3. Under federal law, Congress has proscribed a variety of obstruction of justice offenses in 18 U.S.C. §§ 1501-1520 aimed at specific conduct, e.g., assault on a process server, 18 U.S.C. § 1501, obstruction of a federal audit, 18 U.S.C. § 1516, obstruction of criminal investigations of health care offenses. § 1518. More broadly, the “omnibus clause” of 18 U.S.C. § 1503, proscribes obstructing or impeding the administration of justice. However, to be guilty of an offense under the omnibus clause, there must be a judicial proceeding, the defendant must have knowledge of the proceeding, and the defendant must have corruptly endeavored to influence, obstruct, or impede the due administration of justice. Decker, supra, 65 La. L.Rev. 49, 54-55. Thus under federal law, this defendant would not have been guilty because there was no judicial proceeding. As a corollary however, the Federal Sentencing Guidelines specifically provide for an increase in the offense level by two levels for cases in which the defendant has “willfully obstructed or impeded, or attempted to obstruct or impede, the administration of justice with respect to the investigation, prosecution, or sentencing of the instant offense of conviction.” U.S.S.G. § 3C1.1. Application Note 3 provides a “non-exhaustive list of examples” which include “destroying or concealing or directing or procuring another person to destroy or conceal evidence that is material to an official investigation or judicial proceeding ․ or attempting to do so․” However, the Application Note adds a broad caveat: “if such conduct occurred contemporaneously with arrest (e.g., attempting to swallow or throw away a controlled substance), it shall not, standing alone, be sufficient to warrant an adjustment for obstruction unless it results in a material hindrance to the official investigation or prosecution of the instant offense or the sentencing of the offender.” Thus, under federal law, defendant would not even have his sentence enhanced because he did not try to destroy or conceal the evidence, and his conduct occurred contemporaneously with the arrest and did not materially hinder the investigation.

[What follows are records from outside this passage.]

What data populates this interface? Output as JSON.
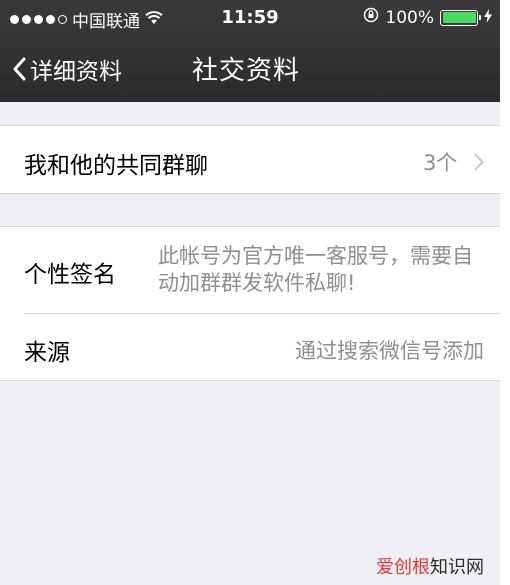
{
  "status_bar": {
    "carrier": "中国联通",
    "time": "11:59",
    "battery": "100%",
    "battery_level": 1.0,
    "signal_dots_filled": 4,
    "signal_dots_total": 5,
    "icons": [
      "wifi-icon",
      "rotation-lock-icon",
      "battery-icon",
      "charging-bolt-icon"
    ]
  },
  "nav": {
    "back_label": "详细资料",
    "title": "社交资料"
  },
  "groups": {
    "common_chats": {
      "label": "我和他的共同群聊",
      "value": "3个"
    },
    "signature": {
      "label": "个性签名",
      "value": "此帐号为官方唯一客服号，需要自动加群群发软件私聊!"
    },
    "source": {
      "label": "来源",
      "value": "通过搜索微信号添加"
    }
  },
  "watermark": {
    "brand": "爱创根",
    "suffix": "知识网"
  },
  "colors": {
    "nav_background": "#2e2e30",
    "page_background": "#efeff4",
    "secondary_text": "#8e8e93",
    "battery_fill": "#4cd964",
    "watermark_accent": "#e0393b"
  }
}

4. La. R.S. 14:130.1(A)(2) and (3) proscribe other activities as obstruction of justice to which the knowledge requirement of La. R.S. 14:130.1(A) applies.
5. While “movement” probably more commonly exists when a person rearranges a crime scene, it is not limited by the wording of the statute to only that type of “movement.”

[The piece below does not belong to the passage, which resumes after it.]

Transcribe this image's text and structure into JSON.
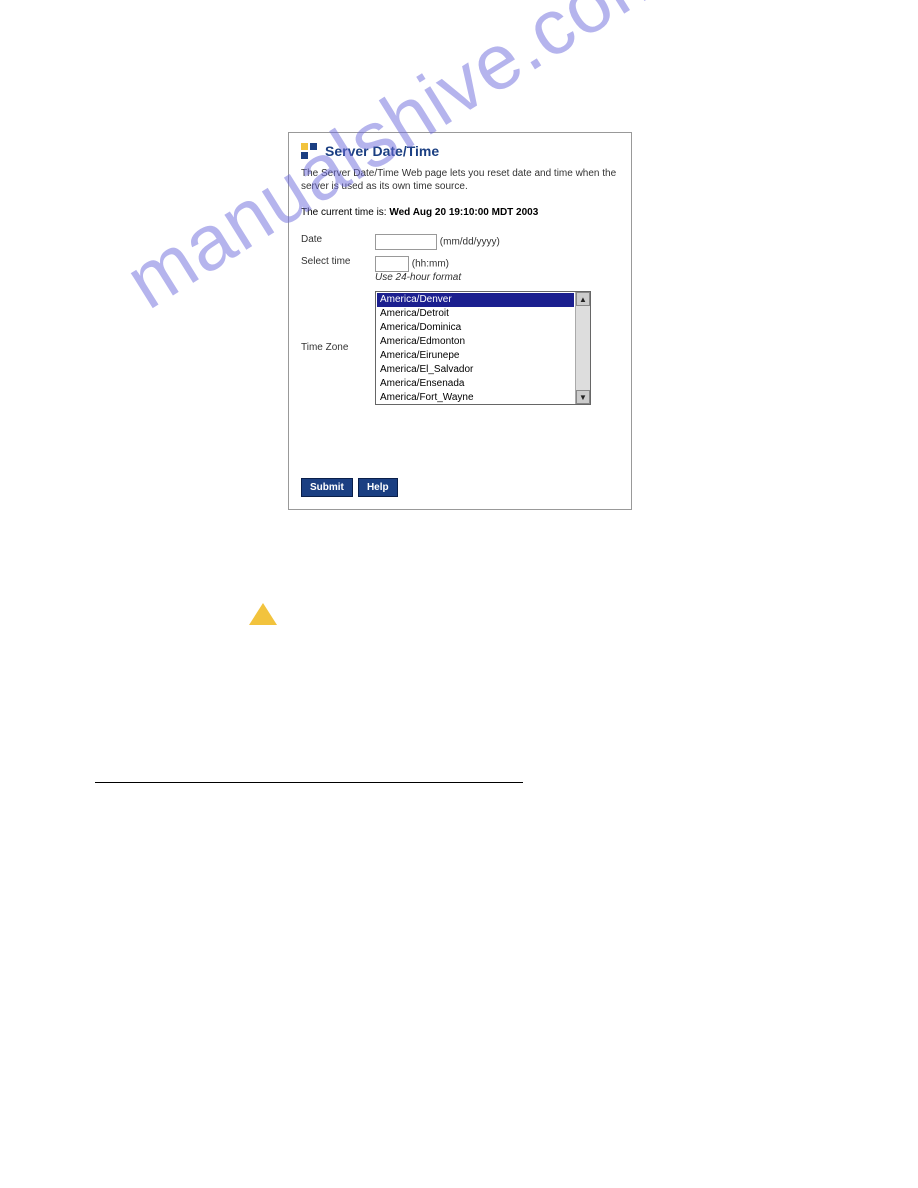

6. On this note, one commentator has suggested:[j]ust as there are cases in which the improper introduction of incriminating evidence or the improper withholding of exculpatory evidence is held to be harmless error, so perhaps should there be cases in which a defendant's improperly covering up inculpatory evidence should be viewed as so inconsequential as to obviate the appropriateness of prosecution for cover-up crimes.Stuart P. Green, Uncovering the Cover-up Crimes, 42 American Crim. L.Rev. 9, 41-42 (Winter, 2005).
CALOGERO, C.J., dissents and assigns reasons. JOHNSON, J., dissents.